By Leonard Klady Klady@moviecitynews.com
Confessions Of A Film Fest Junkie
Over the past fifty years, it’s been tough to program a film festival in Los Angeles. It took Gary Essert years to secure financing and convince the Hollywood establishment that the long-gone FilmEx was benign, not a radical assault to crumble studio walls. That was back in 1971, and his pioneering festival was first significant showcase of international cinema in the City of Angels.
Sponsorship and industry trepidation are now things of the past. The good news today is that AFIFest 2016 has a range of strong films, including documentaries, shorts, foreign-language gems, new American cinema, and highlights from prior festivals, including Ken Loach’s Cannes winner I, Daniel Blake, a devastating examination of the British healthcare system realized in human terms. Other standouts include Germany’s absurdist comedy Toni Erdmann that makes us laugh and wince at global corporate culture and Jackie, the aftermath of the JFK assassination through the eyes of his widow (Natalie Portman) that feels fresh. There are ample nods to Hollywood from Disney’s Moana, to Oscar-touted musical romance La La Land, to the sober-sided Patriot’s Day depicting the 2013 Boston Marathon attack.

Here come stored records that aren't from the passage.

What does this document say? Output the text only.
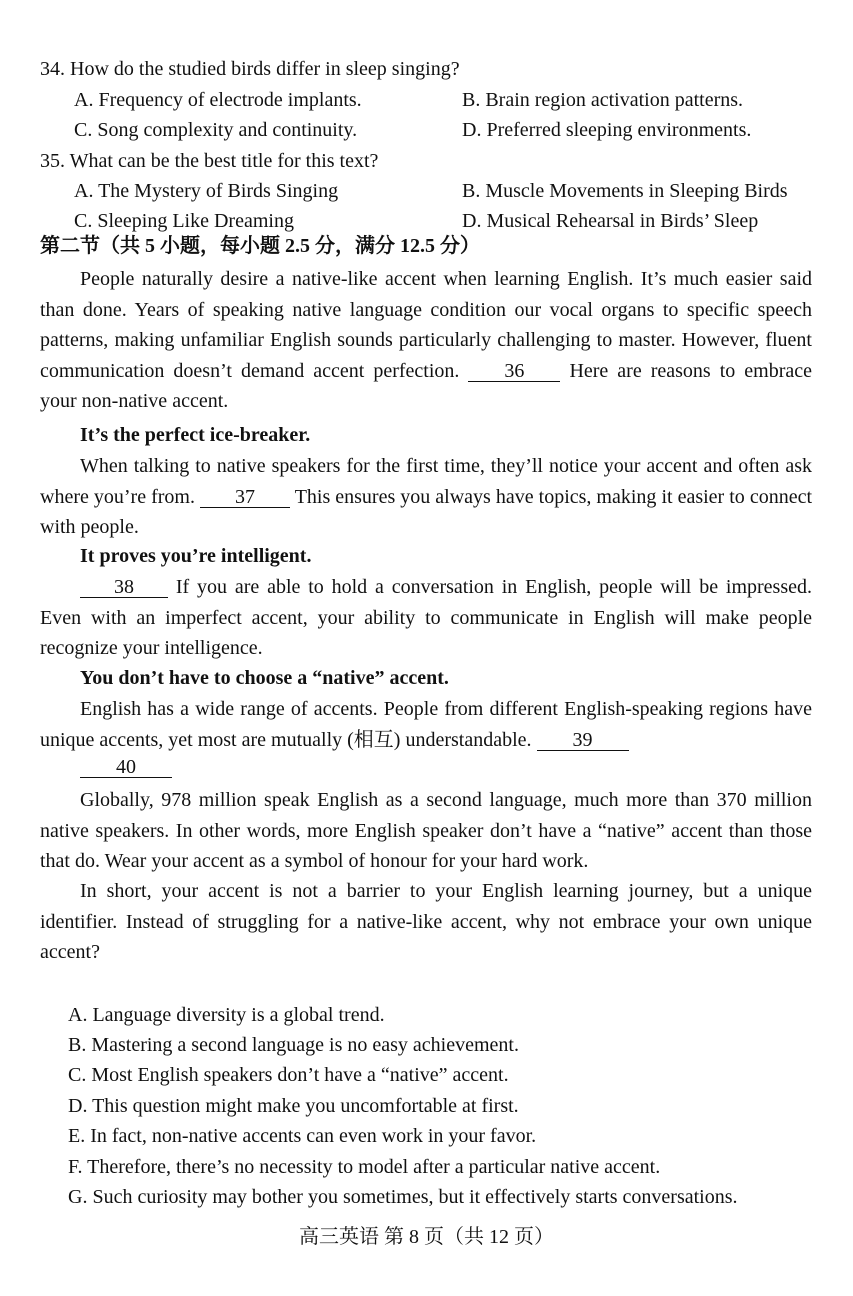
34. How do the studied birds differ in sleep singing?
A. Frequency of electrode implants.	B. Brain region activation patterns.
C. Song complexity and continuity.	D. Preferred sleeping environments.
35. What can be the best title for this text?
A. The Mystery of Birds Singing	B. Muscle Movements in Sleeping Birds
C. Sleeping Like Dreaming	D. Musical Rehearsal in Birds’ Sleep
第二节（共 5 小题，每小题 2.5 分，满分 12.5 分）
People naturally desire a native-like accent when learning English. It’s much easier said than done. Years of speaking native language condition our vocal organs to specific speech patterns, making unfamiliar English sounds particularly challenging to master. However, fluent communication doesn’t demand accent perfection. 36 Here are reasons to embrace your non-native accent.
It’s the perfect ice-breaker.
When talking to native speakers for the first time, they’ll notice your accent and often ask where you’re from. 37 This ensures you always have topics, making it easier to connect with people.
It proves you’re intelligent.
38 If you are able to hold a conversation in English, people will be impressed. Even with an imperfect accent, your ability to communicate in English will make people recognize your intelligence.
You don’t have to choose a “native” accent.
English has a wide range of accents. People from different English-speaking regions have unique accents, yet most are mutually (相互) understandable. 39
40
Globally, 978 million speak English as a second language, much more than 370 million native speakers. In other words, more English speaker don’t have a “native” accent than those that do. Wear your accent as a symbol of honour for your hard work.
In short, your accent is not a barrier to your English learning journey, but a unique identifier. Instead of struggling for a native-like accent, why not embrace your own unique accent?
A. Language diversity is a global trend.
B. Mastering a second language is no easy achievement.
C. Most English speakers don’t have a “native” accent.
D. This question might make you uncomfortable at first.
E. In fact, non-native accents can even work in your favor.
F. Therefore, there’s no necessity to model after a particular native accent.
G. Such curiosity may bother you sometimes, but it effectively starts conversations.
高三英语 第 8 页（共 12 页）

But here’s the difficult part. The twentieth-century film festival is past. There are unquestionably events that hold to the norms of the format. What we refer to as a film festival now incorporates other kinds of moving images, embracing television, advertising and social media content. What was once a relatively homogenous and age-indifferent festival audience has vanished. The new generation has different aesthetic sensibilities even only by virtue of the size of the images they consume. Any festival programmer has to be mindful of diversity in their potential audience. It’s the reality of adapt or become extinct.
I don’t have a solution. It certainly isn’t to dumb down the selection of films. The most lasting work in the Seventh Art remains the things that prompt impassionate debate rather than movies that achieve consensus. Aside from the best movies’ ability to engage, enlighten and entertain, the challenge of art is to reflect its times, which are ever-changing.